One of his biggest hits of the decade, The Pajama Game, opened on Broadway on May 13, 1954. It ran for 1,063 performances. It was a typical Abbott production. He directed it, but he also got partial credit as book writer. Richard Bissell, who wrote the novel 7 ½ Cents, on which the musical was based, also received credit for the book. The lyrics and music were by Richard Adler and Jerry Ross, although others contributed to both.
There was an amalgamation of talent associated with The Pajama, including two choreographers, Jerome Robbins and Bob Fosse. John Raitt, Janis Paige, and Carol Haney starred. This is the production in which Haney broke an ankle during the run and a relative newcomer named Shirley McClain replaced her and found herself on the way to stardom.
But in the 1950s, it was the 1955 hit musical Damn Yankees, with book by Abbott and Douglas Wallop, music by Richard Adler, and lyrics by Jerry Ross, that stood as Abbott’s biggest achievement. Abbott directed, Fosse choreographed, and Hal Prince produced. It was nominated for nine Tonys and won seven. Damn Yankees ran for 1,019 performances and became a mega-hit movie.
Late 1950s- 1960s
As the 1960s drew near, the hits would come harder for Abbott. He was certainly still a vital and important power in the theatre. In the late 50s, he was associated with New Girl in Town (1957), Once Upon a Mattress (1959), and Fiorello! (1959). He directed all three and was involved in writing the book for all but Once Upon a Mattress.
By the time his last major hit appeared in a Broadway theatre, which was the original production of A Funny Thing Happened on the Way to the Forum (1962), Abbott, who directed, was 75 years old. Hal Prince produced the show, which had music and lyrics by Stephen Sondheim and a book by Burt Shevelove and Larry Gelbart. The musical, which ran for close to 1,000 performances, won numerous Tonys, including garnering Abbott one for best director. This was not George Abbott’s swan song. But it was the last time he would enjoy such success.

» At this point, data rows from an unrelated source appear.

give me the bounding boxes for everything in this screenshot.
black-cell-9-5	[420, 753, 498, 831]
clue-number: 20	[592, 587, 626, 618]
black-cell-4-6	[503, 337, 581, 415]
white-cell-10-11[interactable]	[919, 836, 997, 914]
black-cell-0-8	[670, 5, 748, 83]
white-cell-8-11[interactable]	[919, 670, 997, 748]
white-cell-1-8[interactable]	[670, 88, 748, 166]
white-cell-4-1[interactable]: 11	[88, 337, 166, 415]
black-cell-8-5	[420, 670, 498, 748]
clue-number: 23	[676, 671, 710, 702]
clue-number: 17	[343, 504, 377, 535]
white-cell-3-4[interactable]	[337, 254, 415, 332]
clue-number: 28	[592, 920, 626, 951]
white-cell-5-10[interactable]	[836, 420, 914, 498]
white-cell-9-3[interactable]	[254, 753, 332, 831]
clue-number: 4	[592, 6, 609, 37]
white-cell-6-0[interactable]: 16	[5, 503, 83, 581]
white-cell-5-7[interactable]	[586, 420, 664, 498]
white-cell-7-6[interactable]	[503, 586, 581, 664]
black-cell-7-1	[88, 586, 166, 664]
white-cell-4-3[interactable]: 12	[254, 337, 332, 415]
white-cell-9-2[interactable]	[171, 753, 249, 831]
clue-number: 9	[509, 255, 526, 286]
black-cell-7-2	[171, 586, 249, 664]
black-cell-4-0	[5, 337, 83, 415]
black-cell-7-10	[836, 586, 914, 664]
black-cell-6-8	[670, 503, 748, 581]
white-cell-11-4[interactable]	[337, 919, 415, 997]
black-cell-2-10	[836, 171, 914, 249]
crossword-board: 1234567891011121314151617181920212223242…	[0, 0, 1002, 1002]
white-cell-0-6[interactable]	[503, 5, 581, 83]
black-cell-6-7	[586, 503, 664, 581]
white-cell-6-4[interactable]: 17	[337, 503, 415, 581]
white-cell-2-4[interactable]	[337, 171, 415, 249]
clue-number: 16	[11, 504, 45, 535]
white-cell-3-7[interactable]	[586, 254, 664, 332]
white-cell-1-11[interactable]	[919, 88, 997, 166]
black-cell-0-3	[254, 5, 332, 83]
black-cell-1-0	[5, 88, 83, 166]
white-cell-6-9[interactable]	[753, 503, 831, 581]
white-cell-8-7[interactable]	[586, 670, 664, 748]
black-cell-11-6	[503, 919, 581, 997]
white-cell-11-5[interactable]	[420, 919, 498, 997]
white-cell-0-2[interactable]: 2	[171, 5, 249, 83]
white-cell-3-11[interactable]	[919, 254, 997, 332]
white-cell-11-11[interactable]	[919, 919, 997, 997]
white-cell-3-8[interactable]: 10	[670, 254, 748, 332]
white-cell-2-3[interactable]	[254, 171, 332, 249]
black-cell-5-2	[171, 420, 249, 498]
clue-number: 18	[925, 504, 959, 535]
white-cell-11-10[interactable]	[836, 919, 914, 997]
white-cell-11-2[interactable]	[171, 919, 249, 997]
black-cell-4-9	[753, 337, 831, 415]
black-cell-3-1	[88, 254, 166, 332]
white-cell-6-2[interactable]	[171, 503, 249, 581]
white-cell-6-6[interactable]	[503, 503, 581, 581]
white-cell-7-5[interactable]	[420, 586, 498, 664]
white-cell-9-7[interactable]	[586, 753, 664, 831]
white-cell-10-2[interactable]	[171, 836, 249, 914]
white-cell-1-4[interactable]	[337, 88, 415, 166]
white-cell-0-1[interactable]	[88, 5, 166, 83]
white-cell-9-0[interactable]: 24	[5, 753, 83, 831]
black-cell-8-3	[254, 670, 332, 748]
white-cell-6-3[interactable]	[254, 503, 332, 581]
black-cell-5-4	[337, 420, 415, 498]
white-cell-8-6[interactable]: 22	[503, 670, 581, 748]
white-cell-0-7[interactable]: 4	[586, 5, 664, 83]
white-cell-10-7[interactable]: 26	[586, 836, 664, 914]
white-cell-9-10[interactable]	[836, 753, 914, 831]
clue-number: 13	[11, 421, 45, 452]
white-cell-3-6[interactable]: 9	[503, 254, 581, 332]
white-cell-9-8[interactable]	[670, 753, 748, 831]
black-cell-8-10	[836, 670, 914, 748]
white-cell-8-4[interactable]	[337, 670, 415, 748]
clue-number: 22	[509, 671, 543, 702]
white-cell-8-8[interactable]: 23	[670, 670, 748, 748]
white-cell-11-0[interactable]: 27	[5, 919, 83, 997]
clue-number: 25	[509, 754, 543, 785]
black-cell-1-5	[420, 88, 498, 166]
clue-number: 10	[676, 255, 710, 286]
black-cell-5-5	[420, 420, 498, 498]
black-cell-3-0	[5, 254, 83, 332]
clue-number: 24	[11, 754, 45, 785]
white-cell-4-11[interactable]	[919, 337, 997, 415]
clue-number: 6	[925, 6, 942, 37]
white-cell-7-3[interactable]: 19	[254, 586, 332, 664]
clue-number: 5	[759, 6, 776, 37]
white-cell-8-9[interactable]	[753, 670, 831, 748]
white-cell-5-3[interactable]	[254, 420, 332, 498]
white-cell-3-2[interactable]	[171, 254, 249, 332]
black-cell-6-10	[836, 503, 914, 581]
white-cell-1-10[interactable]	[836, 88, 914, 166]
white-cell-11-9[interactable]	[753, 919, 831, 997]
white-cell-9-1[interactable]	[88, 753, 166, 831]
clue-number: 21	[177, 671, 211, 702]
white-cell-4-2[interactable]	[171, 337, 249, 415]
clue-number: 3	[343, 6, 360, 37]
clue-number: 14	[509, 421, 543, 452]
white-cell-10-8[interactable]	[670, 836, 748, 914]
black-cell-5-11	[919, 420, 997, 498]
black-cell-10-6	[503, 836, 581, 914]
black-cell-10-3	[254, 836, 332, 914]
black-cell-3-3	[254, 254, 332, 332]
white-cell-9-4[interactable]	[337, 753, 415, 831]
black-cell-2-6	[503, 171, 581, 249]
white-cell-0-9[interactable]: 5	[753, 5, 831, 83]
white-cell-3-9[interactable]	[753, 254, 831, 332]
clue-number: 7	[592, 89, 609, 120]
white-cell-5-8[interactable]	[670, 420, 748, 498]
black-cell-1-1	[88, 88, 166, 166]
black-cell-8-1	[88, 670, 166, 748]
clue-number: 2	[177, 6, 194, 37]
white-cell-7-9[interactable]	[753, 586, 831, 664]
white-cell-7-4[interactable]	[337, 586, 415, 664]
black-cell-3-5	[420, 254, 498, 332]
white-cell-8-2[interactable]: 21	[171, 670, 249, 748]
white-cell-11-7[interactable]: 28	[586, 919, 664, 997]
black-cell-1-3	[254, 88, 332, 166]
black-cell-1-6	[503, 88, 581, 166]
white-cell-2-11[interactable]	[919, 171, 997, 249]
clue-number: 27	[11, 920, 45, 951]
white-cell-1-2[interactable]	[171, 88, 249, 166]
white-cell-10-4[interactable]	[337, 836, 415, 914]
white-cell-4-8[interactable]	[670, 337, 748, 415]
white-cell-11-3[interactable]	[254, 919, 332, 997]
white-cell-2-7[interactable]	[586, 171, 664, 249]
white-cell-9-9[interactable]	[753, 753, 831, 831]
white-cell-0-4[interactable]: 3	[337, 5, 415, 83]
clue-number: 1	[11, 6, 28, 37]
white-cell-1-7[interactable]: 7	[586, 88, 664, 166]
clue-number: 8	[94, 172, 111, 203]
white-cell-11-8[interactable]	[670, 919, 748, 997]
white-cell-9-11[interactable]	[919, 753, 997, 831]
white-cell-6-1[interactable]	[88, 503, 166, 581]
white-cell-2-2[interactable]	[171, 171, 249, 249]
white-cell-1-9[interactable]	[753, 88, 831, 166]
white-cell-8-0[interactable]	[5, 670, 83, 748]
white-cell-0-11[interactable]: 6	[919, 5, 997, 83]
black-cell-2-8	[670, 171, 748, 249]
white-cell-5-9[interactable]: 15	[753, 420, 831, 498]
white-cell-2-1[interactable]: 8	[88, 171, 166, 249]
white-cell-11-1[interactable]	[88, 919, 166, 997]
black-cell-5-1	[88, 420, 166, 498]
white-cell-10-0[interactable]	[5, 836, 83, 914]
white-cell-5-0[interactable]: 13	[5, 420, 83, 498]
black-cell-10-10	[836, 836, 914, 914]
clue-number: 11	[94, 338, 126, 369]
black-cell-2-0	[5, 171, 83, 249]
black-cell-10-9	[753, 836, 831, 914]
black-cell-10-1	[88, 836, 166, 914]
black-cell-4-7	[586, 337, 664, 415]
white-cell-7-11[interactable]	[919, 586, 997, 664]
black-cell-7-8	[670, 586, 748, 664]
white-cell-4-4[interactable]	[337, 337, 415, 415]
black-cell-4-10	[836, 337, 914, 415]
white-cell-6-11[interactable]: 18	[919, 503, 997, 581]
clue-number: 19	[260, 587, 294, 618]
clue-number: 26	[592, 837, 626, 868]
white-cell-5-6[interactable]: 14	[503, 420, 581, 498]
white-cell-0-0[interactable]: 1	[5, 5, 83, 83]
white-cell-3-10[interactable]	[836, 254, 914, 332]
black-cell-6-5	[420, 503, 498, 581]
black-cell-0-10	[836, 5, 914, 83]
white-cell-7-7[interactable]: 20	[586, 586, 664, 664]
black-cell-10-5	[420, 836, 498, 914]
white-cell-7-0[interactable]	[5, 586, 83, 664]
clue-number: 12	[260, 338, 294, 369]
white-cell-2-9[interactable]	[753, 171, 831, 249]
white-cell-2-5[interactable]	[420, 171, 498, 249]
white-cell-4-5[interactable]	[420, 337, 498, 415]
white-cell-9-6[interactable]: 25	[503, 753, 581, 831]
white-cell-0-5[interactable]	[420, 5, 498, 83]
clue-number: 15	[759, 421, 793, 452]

From the mid-1960s to the mid-1990s, 10 more Broadway projects would follow. His last production involved Abbott working on revisions on the book for Damn Yankees for the 1994 revival. He died the next year at the age of 107. For George Abbott, the Broadway stage had given him a truly amazing career, and for eight decades he had given life to hit after hit and had entertained millions of Broadway theatergoers. It is a career in the American theatre that is unprecedented.